I scrape websites using Bash exclusively to verify the http status of client links and report back to them on errors found. I've found awk and sed to be the fastest and easiest to understand. Props to the OP.
curl -Lk https://example.com/ | sed -r 's~(href="|src=")([^"]+).*~\n\1\2~g' | awk '/^(href|src)/,//'
Because sed works on a single line, this will ensure that all urls are formatted properly on a new line, including any relative urls. The first sed finds all href and src attributes and puts each on a new line while simultaneously removing the rest of the line, inlcuding the closing double qoute (") at the end of the link.
Notice I'm using a tilde (~) in sed as the defining separator for substitution. This is preferred over a forward slash (/). The forward slash can confuse the sed substitution when working with html.
The awk finds any line that begins with href or src and outputs it.

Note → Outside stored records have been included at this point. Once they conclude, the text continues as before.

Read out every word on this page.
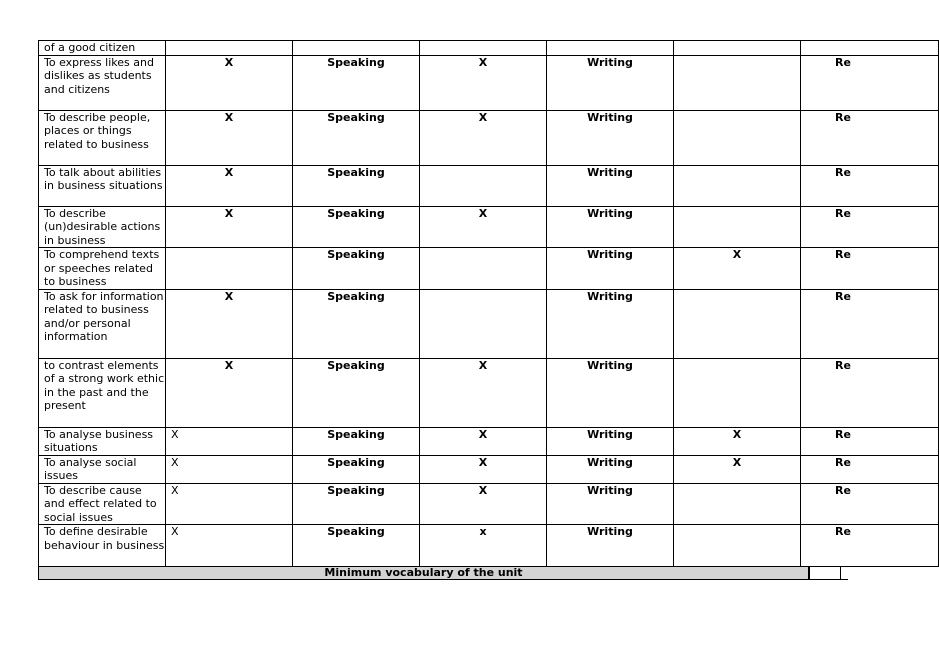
of a good citizen						
To express likes and dislikes as students and citizens	X	Speaking	X	Writing		Re
To describe people, places or things related to business	X	Speaking	X	Writing		Re
To talk about abilities in business situations	X	Speaking		Writing		Re
To describe (un)desirable actions in business	X	Speaking	X	Writing		Re
To comprehend texts or speeches related to business		Speaking		Writing	X	Re
To ask for information related to business and/or personal information	X	Speaking		Writing		Re
to contrast elements of a strong work ethic in the past and the present	X	Speaking	X	Writing		Re
To analyse business situations	X	Speaking	X	Writing	X	Re
To analyse social issues	X	Speaking	X	Writing	X	Re
To describe cause and effect related to social issues	X	Speaking	X	Writing		Re
To define desirable behaviour in business	X	Speaking	x	Writing		Re
Minimum vocabulary of the unit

Once the content is properly formatted, awk or sed can be used to collect any subset of these links. For example, you may not want base64 images, instead you want all the other images. Our new code would look like:
curl -Lk https://example.com/ | sed -r 's~(href="|src=")([^"]+).*~\n\1\2~g' | awk '/^(href|src)/,//' | awk '/^src="[^d]/,//'
Once the subset is extracted, just remove the href=" or src="
sed -r 's~(href="|src=")~~g'
This method is extremely fast and I use these in Bash functions to format the results across thousands of scraped pages for clients that want someone to review their entire site in one scrape.